Lea Rusha, Roger Coutts, Jetmir Bucpapa and Stuart Royle stole £53 million from the Securitas depot in Tonbridge.

The gang kidnapped depot manager Colin Dixon, his wife Lynn and their young child and used them to gain entry to the depot. They also used information provided by inside man Emir Hysenaj to plan the raid on the Bank of England cash store.

Hysenaj, a Post Office worker of New Road, Crowborough, filmed inside the building using a hi-tech miniature video camera no bigger than a 50p coin that was fixed to his belt.

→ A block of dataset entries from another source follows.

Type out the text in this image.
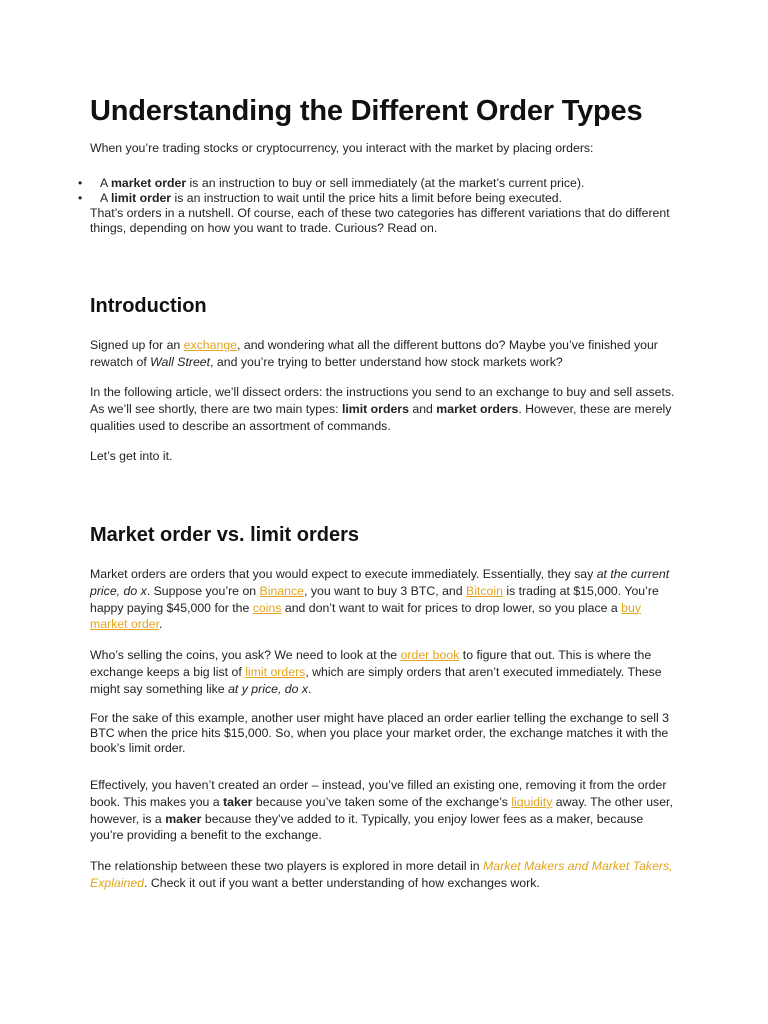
Understanding the Different Order Types

When you’re trading stocks or cryptocurrency, you interact with the market by placing orders:

• A market order is an instruction to buy or sell immediately (at the market’s current price).
• A limit order is an instruction to wait until the price hits a limit before being executed.

That’s orders in a nutshell. Of course, each of these two categories has different variations that do different things, depending on how you want to trade. Curious? Read on.

Introduction

Signed up for an exchange, and wondering what all the different buttons do? Maybe you’ve finished your rewatch of Wall Street, and you’re trying to better understand how stock markets work?

In the following article, we’ll dissect orders: the instructions you send to an exchange to buy and sell assets. As we’ll see shortly, there are two main types: limit orders and market orders. However, these are merely qualities used to describe an assortment of commands.

Let’s get into it.

Market order vs. limit orders

Market orders are orders that you would expect to execute immediately. Essentially, they say at the current price, do x. Suppose you’re on Binance, you want to buy 3 BTC, and Bitcoin is trading at $15,000. You’re happy paying $45,000 for the coins and don’t want to wait for prices to drop lower, so you place a buy market order.

Who’s selling the coins, you ask? We need to look at the order book to figure that out. This is where the exchange keeps a big list of limit orders, which are simply orders that aren’t executed immediately. These might say something like at y price, do x.

For the sake of this example, another user might have placed an order earlier telling the exchange to sell 3 BTC when the price hits $15,000. So, when you place your market order, the exchange matches it with the book’s limit order.

Effectively, you haven’t created an order – instead, you’ve filled an existing one, removing it from the order book. This makes you a taker because you’ve taken some of the exchange’s liquidity away. The other user, however, is a maker because they’ve added to it. Typically, you enjoy lower fees as a maker, because you’re providing a benefit to the exchange.

The relationship between these two players is explored in more detail in Market Makers and Market Takers, Explained. Check it out if you want a better understanding of how exchanges work.
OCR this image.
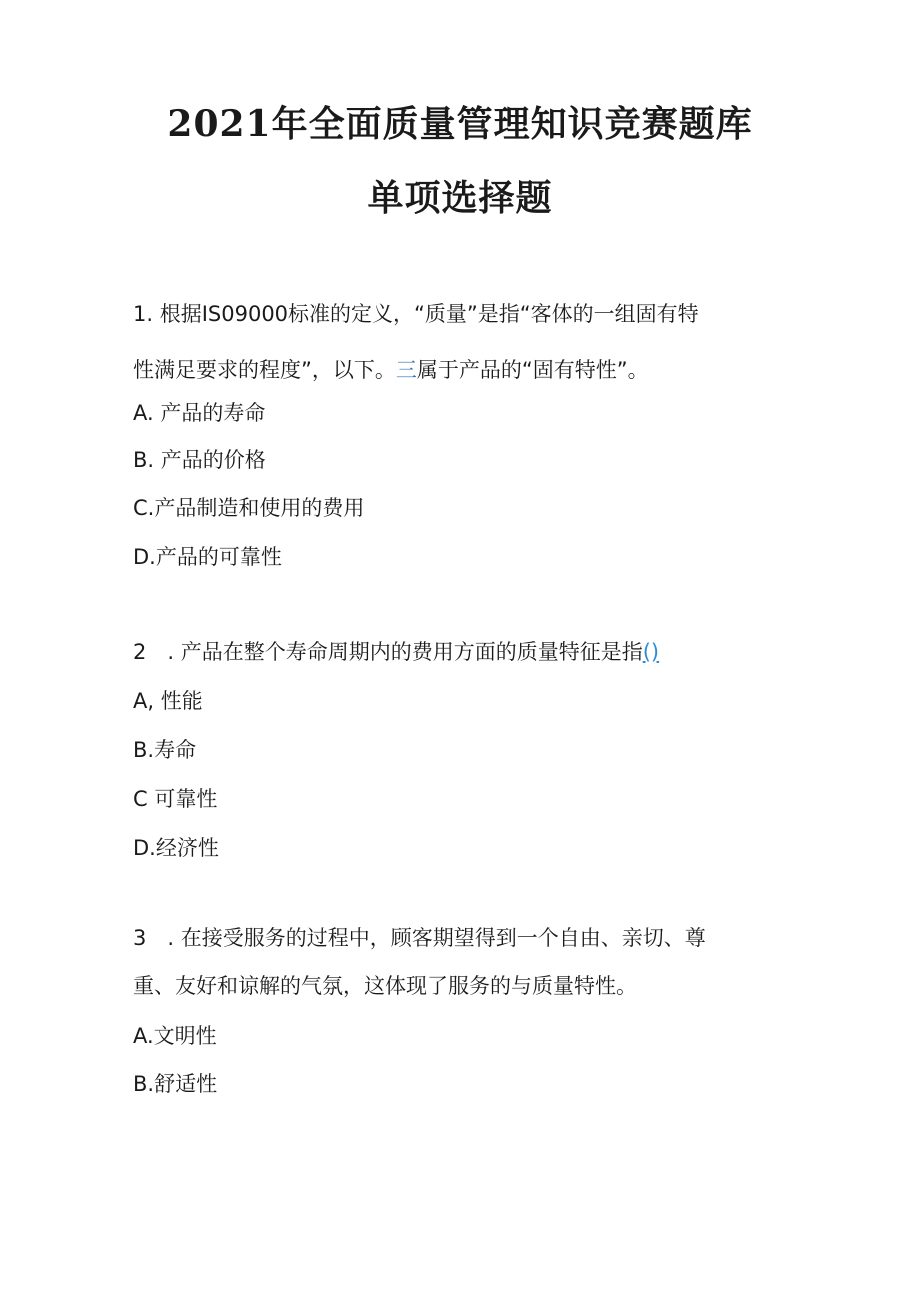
2021年全面质量管理知识竞赛题库
单项选择题
1. 根据IS09000标准的定义，“质量”是指“客体的一组固有特
性满足要求的程度”，以下。三属于产品的“固有特性”。
A. 产品的寿命
B. 产品的价格
C.产品制造和使用的费用
D.产品的可靠性
2　. 产品在整个寿命周期内的费用方面的质量特征是指()
A, 性能
B.寿命
C 可靠性
D.经济性
3　. 在接受服务的过程中，顾客期望得到一个自由、亲切、尊
重、友好和谅解的气氛，这体现了服务的与质量特性。
A.文明性
B.舒适性
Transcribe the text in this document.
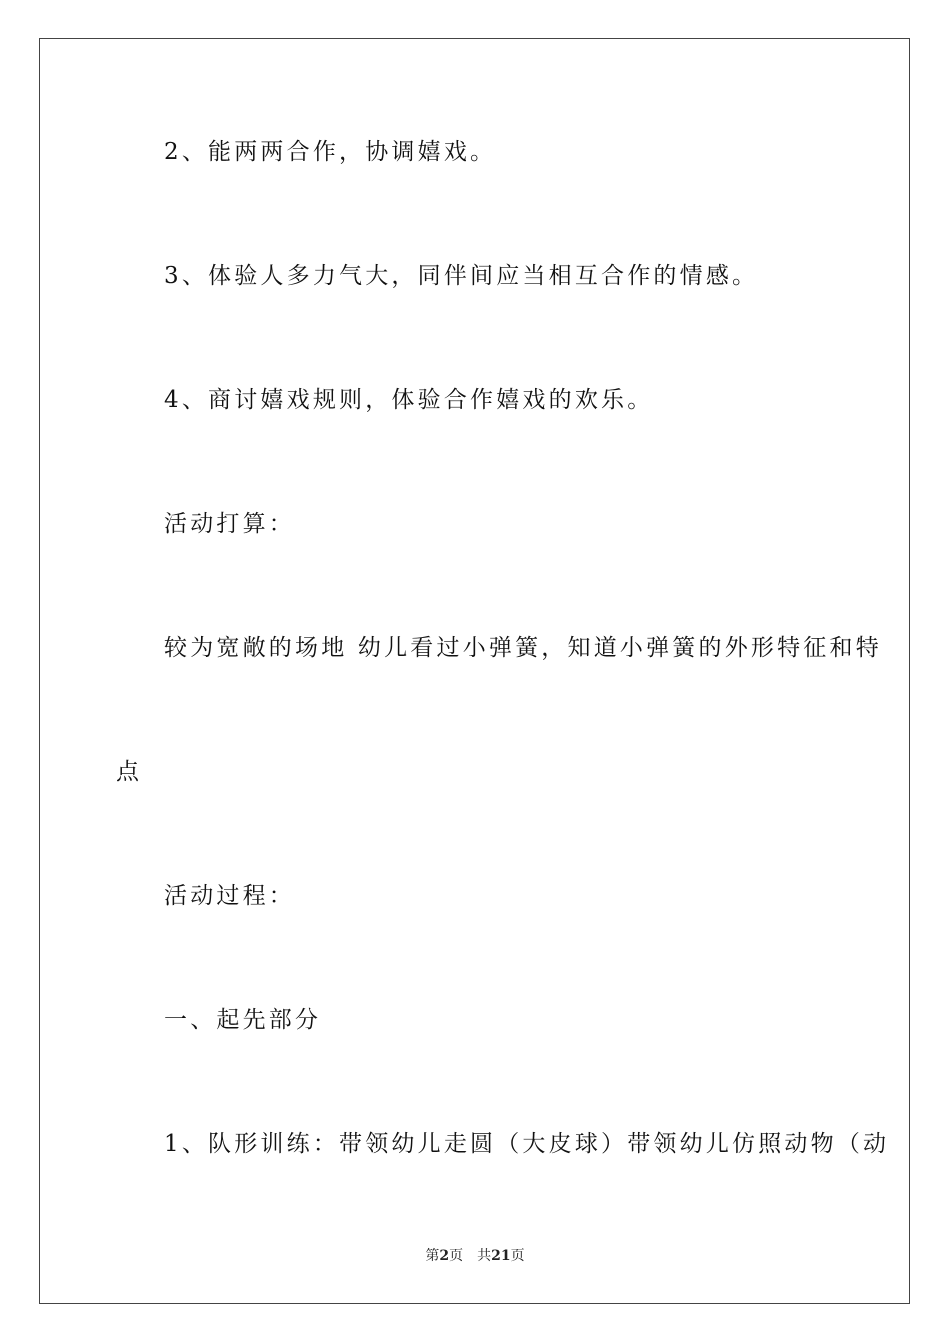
2、能两两合作，协调嬉戏。
3、体验人多力气大，同伴间应当相互合作的情感。
4、商讨嬉戏规则，体验合作嬉戏的欢乐。
活动打算：
较为宽敞的场地 幼儿看过小弹簧，知道小弹簧的外形特征和特
点
活动过程：
一、起先部分
1、队形训练：带领幼儿走圆（大皮球）带领幼儿仿照动物（动
第2页 共21页
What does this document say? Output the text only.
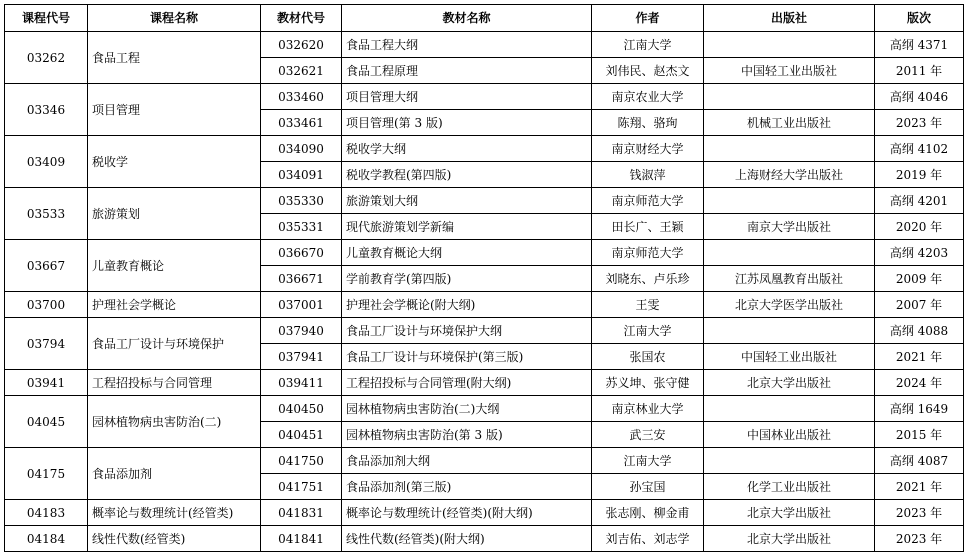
课程代号	课程名称	教材代号	教材名称	作者	出版社	版次
03262	食品工程	032620	食品工程大纲	江南大学		高纲 4371
		032621	食品工程原理	刘伟民、赵杰文	中国轻工业出版社	2011 年
03346	项目管理	033460	项目管理大纲	南京农业大学		高纲 4046
		033461	项目管理(第 3 版)	陈翔、骆珣	机械工业出版社	2023 年
03409	税收学	034090	税收学大纲	南京财经大学		高纲 4102
		034091	税收学教程(第四版)	钱淑萍	上海财经大学出版社	2019 年
03533	旅游策划	035330	旅游策划大纲	南京师范大学		高纲 4201
		035331	现代旅游策划学新编	田长广、王颖	南京大学出版社	2020 年
03667	儿童教育概论	036670	儿童教育概论大纲	南京师范大学		高纲 4203
		036671	学前教育学(第四版)	刘晓东、卢乐珍	江苏凤凰教育出版社	2009 年
03700	护理社会学概论	037001	护理社会学概论(附大纲)	王雯	北京大学医学出版社	2007 年
03794	食品工厂设计与环境保护	037940	食品工厂设计与环境保护大纲	江南大学		高纲 4088
		037941	食品工厂设计与环境保护(第三版)	张国农	中国轻工业出版社	2021 年
03941	工程招投标与合同管理	039411	工程招投标与合同管理(附大纲)	苏义坤、张守健	北京大学出版社	2024 年
04045	园林植物病虫害防治(二)	040450	园林植物病虫害防治(二)大纲	南京林业大学		高纲 1649
		040451	园林植物病虫害防治(第 3 版)	武三安	中国林业出版社	2015 年
04175	食品添加剂	041750	食品添加剂大纲	江南大学		高纲 4087
		041751	食品添加剂(第三版)	孙宝国	化学工业出版社	2021 年
04183	概率论与数理统计(经管类)	041831	概率论与数理统计(经管类)(附大纲)	张志刚、柳金甫	北京大学出版社	2023 年
04184	线性代数(经管类)	041841	线性代数(经管类)(附大纲)	刘吉佑、刘志学	北京大学出版社	2023 年
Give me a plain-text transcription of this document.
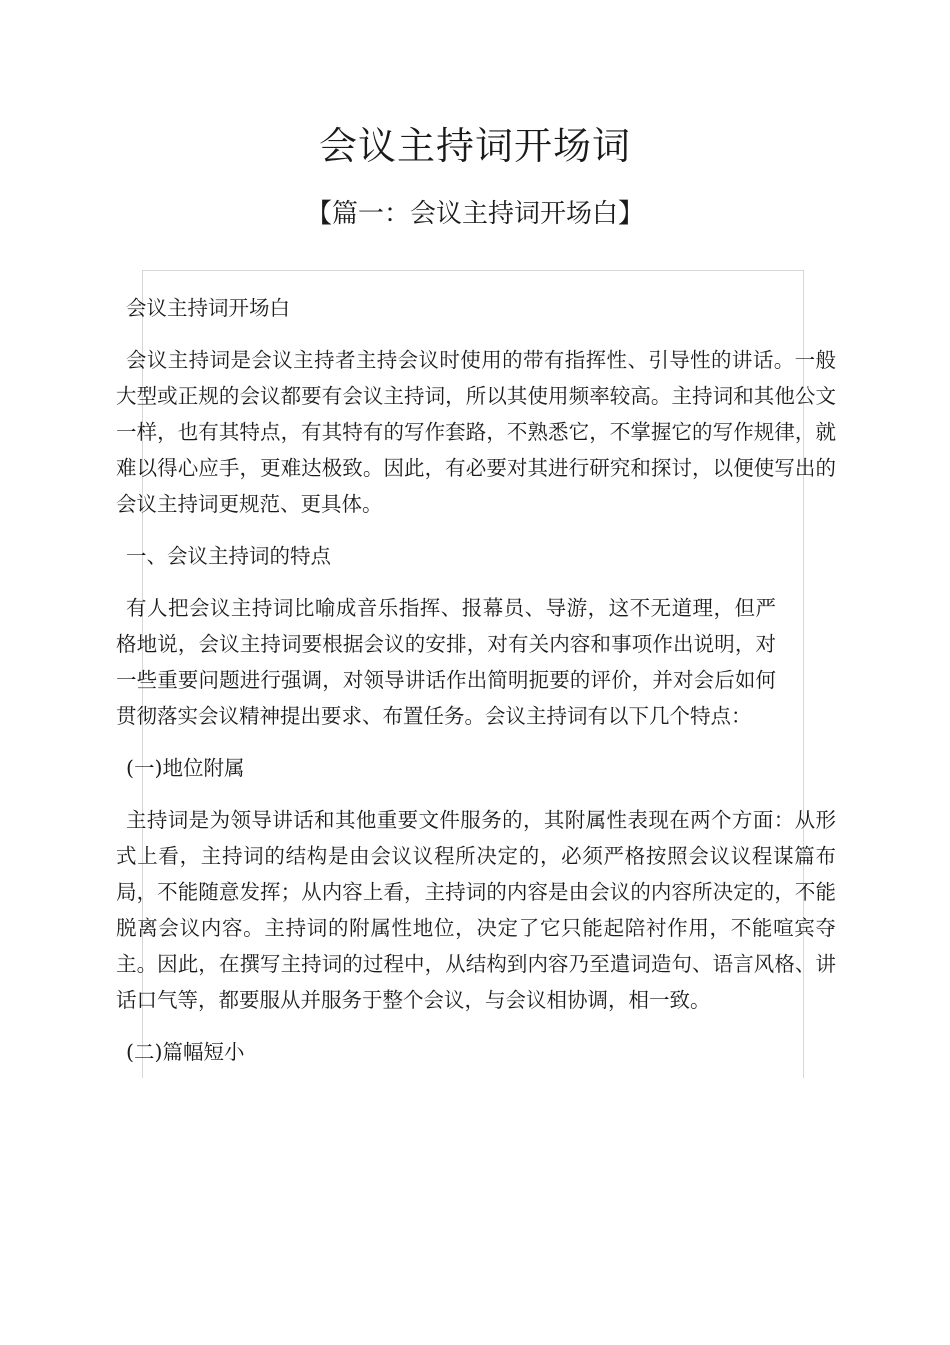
会议主持词开场词
【篇一：会议主持词开场白】

会议主持词开场白

会议主持词是会议主持者主持会议时使用的带有指挥性、引导性的讲话。一般大型或正规的会议都要有会议主持词，所以其使用频率较高。主持词和其他公文一样，也有其特点，有其特有的写作套路，不熟悉它，不掌握它的写作规律，就难以得心应手，更难达极致。因此，有必要对其进行研究和探讨，以便使写出的会议主持词更规范、更具体。

一、会议主持词的特点

有人把会议主持词比喻成音乐指挥、报幕员、导游，这不无道理，但严格地说，会议主持词要根据会议的安排，对有关内容和事项作出说明，对一些重要问题进行强调，对领导讲话作出简明扼要的评价，并对会后如何贯彻落实会议精神提出要求、布置任务。会议主持词有以下几个特点：

(一)地位附属

主持词是为领导讲话和其他重要文件服务的，其附属性表现在两个方面：从形式上看，主持词的结构是由会议议程所决定的，必须严格按照会议议程谋篇布局，不能随意发挥；从内容上看，主持词的内容是由会议的内容所决定的，不能脱离会议内容。主持词的附属性地位，决定了它只能起陪衬作用，不能喧宾夺主。因此，在撰写主持词的过程中，从结构到内容乃至遣词造句、语言风格、讲话口气等，都要服从并服务于整个会议，与会议相协调，相一致。

(二)篇幅短小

On the night of the hold-up, the heavily-armed robbers trussed up 14 employees with cable ties and threatened to kill them if they disobeyed orders. CCTV pictures seen by Old Bailey jurors showed them loading cages, black holdalls and bundles of £20 notes into the back of a 7.5-ton Renault lorry during the 66-minute early morning raid in February 2006. The robbers had to leave £153 million behind because they could not fit any more into the vehicle.

Police have since recovered £21 million from a series of locations around Kent and south-east London, with much of the rest of the money believed to have been spirited away to Morocco and northern Cyprus.

Rusha, 35, a kick boxer and former roofer of Lambersart Close, Southborough, Tunbridge Wells, Kent, was at the heart of the conspiracy. He was one of the robbers and also one of the two-man kidnap team that seized the Dixons. Rusha was found guilty of conspiracy to kidnap, conspiracy to rob and conspiracy to possess firearms by a jury of seven women and three men.

Car salesman Royle, 49, of Allen Street, Maidstone, Kent, unemployed Albanian Bucpapa, 26, of Hadlow Road, Tonbridge, garage owner Coutts, 30, of The Green, Welling, south-east London, and Albanian Hysenaj, 28, were also convicted of the charges. Two of the suspected robbers cannot be named for legal reasons while another, Keyinde Patterson, is believed to have fled to the West Indies.

Michelle Hogg, a hairdresser who disguised some of the robbers using theatrical prosthetic make-up, proved to be their undoing in court.

Hogg, 33, who began the trial in the dock alongside the other defendants, was cleared after agreeing to give evidence against them.